На второй день я чувствовала себя вялой, мне ничего не хотелось, я долго оставалась в постели и читала. Я созвонилась с одной знакомой, чтобы предпринять что-нибудь вместе, но ей было некогда. В одиннадцать я оделась, пошла на кухню и стала листать поваренную книгу, выбирая рецепт, способный вызвать у меня желание что-нибудь спечь. В конце концов я соблазнилась на мелкое рассыпчатое печенье. Уже вымешивая тесто, не желавшее становиться гладким и отставать от пальцев, я почувствовала, как к горлу подкатывает горячая волна, и мне пришлось сделать глубокий вздох. Наконец мне удалось слепить из теста нечто, похожее на шар. Из этого комка мне предстояло сооружать дурацкие печенья. Внезапно меня охватила дикая ярость. Я схватила этот шар из теста и швырнула его в мусорное ведро. И тут мне сразу стало легче. Чуть погодя я собралась и отправилась в магазин грампластинок, долго сидела там и слушала в наушники Free Jazz, который вообще-то не люблю. Потом купила пластинку и отправилась восвояси. Позвонила матери, ей нечего было сказать мне, позвонила бабушке Элле, та поинтересовалась, чем я занимаюсь, тут уже мне нечего было сказать ей. Позвонила дедушке Юлиусу, он сообщил мне, что болен, простужен, это было заметно по его голосу. Потом я сидела, съежившись, на диванчике в гостиной и думала, что мне все же не хватает Конрада, и как это странно, что у меня нет друзей среди сверстников. Конечно, это было связано с моим браком и с Конрадом; все вдруг показалось мне каким-то бессмысленным, скучным и до отвращения сложным. Многое зависело и от меня, я, правда, все время собиралась что-то предпринять, но ведь в конечном счете так ничего и не предпринимала. Я могла бы пригласить кого-нибудь в отсутствие Конрада.
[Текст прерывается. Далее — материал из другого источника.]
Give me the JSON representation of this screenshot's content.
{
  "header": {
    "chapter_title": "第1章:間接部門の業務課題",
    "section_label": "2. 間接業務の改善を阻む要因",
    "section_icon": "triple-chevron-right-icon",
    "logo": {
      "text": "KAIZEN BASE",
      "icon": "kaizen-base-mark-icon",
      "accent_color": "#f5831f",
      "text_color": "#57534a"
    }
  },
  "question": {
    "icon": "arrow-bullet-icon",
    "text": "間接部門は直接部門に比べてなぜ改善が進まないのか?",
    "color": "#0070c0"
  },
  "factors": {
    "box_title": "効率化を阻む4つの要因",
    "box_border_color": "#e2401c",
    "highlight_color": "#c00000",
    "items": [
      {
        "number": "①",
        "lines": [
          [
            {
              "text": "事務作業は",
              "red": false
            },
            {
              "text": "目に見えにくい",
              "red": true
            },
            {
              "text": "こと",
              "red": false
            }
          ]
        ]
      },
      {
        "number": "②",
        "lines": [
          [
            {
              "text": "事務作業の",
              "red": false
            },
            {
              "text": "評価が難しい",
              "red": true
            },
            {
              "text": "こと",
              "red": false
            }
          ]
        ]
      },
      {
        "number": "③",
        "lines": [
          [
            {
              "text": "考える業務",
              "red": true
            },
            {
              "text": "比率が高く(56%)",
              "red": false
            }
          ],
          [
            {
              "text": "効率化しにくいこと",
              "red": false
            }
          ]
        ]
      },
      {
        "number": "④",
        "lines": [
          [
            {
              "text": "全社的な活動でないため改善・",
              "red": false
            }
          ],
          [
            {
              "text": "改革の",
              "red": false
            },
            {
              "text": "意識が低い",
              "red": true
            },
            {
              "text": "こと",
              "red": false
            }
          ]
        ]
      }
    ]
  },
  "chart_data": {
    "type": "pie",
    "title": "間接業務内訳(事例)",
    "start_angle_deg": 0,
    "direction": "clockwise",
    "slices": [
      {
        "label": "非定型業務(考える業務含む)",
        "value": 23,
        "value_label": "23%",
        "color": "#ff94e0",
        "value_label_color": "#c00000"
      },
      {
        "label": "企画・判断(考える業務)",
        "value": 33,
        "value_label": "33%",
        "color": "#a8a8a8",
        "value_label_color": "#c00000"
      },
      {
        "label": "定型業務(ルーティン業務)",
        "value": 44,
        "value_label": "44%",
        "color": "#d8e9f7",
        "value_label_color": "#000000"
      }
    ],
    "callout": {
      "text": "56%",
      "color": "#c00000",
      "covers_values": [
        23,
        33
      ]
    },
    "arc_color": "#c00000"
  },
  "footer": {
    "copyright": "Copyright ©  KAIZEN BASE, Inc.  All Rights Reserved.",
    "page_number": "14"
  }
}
Но кого? Я могла бы пойти к кому-нибудь в гости, но к кому? Я могла бы сама уехать, но куда? Все это было ни к чему. Я не находила себя. Меня не было, и искать себя мне не хотелось.
На третий день я поехала в Шенбрунн. Я давно не была там; стояла холодная, сухая погода. Сначала я пошла в зоологический сад и купила там несколько мешочков с кормом, не подумав о том, что поздней осенью на улице мало животных, в зимние же помещения я не люблю заходить из-за сильного запаха. Я слонялась у почти пустых вольеров с ненужным мешочком в руке. Ограды из серого камня с черными решетками производили унылое впечатление. Увидев проходившего мимо ребенка, я подарила ему корм, он обрадовался и тут же рванулся вперед, таща за собой мать. Я подумала, что тоже хотела бы иметь ребенка и моя жизнь была бы тогда совсем другой, но Конрад с самого начала не хотел детей, он говорил: «Попозже» — и говорит это до сих пор. Иногда мне начинает казаться, он не верит, что я смогу быть хорошей матерью.
Дорожки в парке были покрыты листвой, несмотря на это сквозь подошвы туфель я чувствовала острый гравий. Я быстро шла вдоль аллей, голые ветки подстриженных кустов складывались в лабиринты. Некоторое время я простояла перед бассейном в виде звезды, от которого виден павильон в стиле барокко. Мне нравится наяда в центре бассейна, у нее мускулистое, красиво изогнутое тело с поднятой, согнутой в локте рукой, прикрывающей спокойное лицо. Летом вокруг бассейна стоят апельсиновые деревья в больших деревянных кадках с железными обручами. Однажды Конрад подарил мне маленькое деревце. Я плохо ухаживала за ним, и оно скоро погибло.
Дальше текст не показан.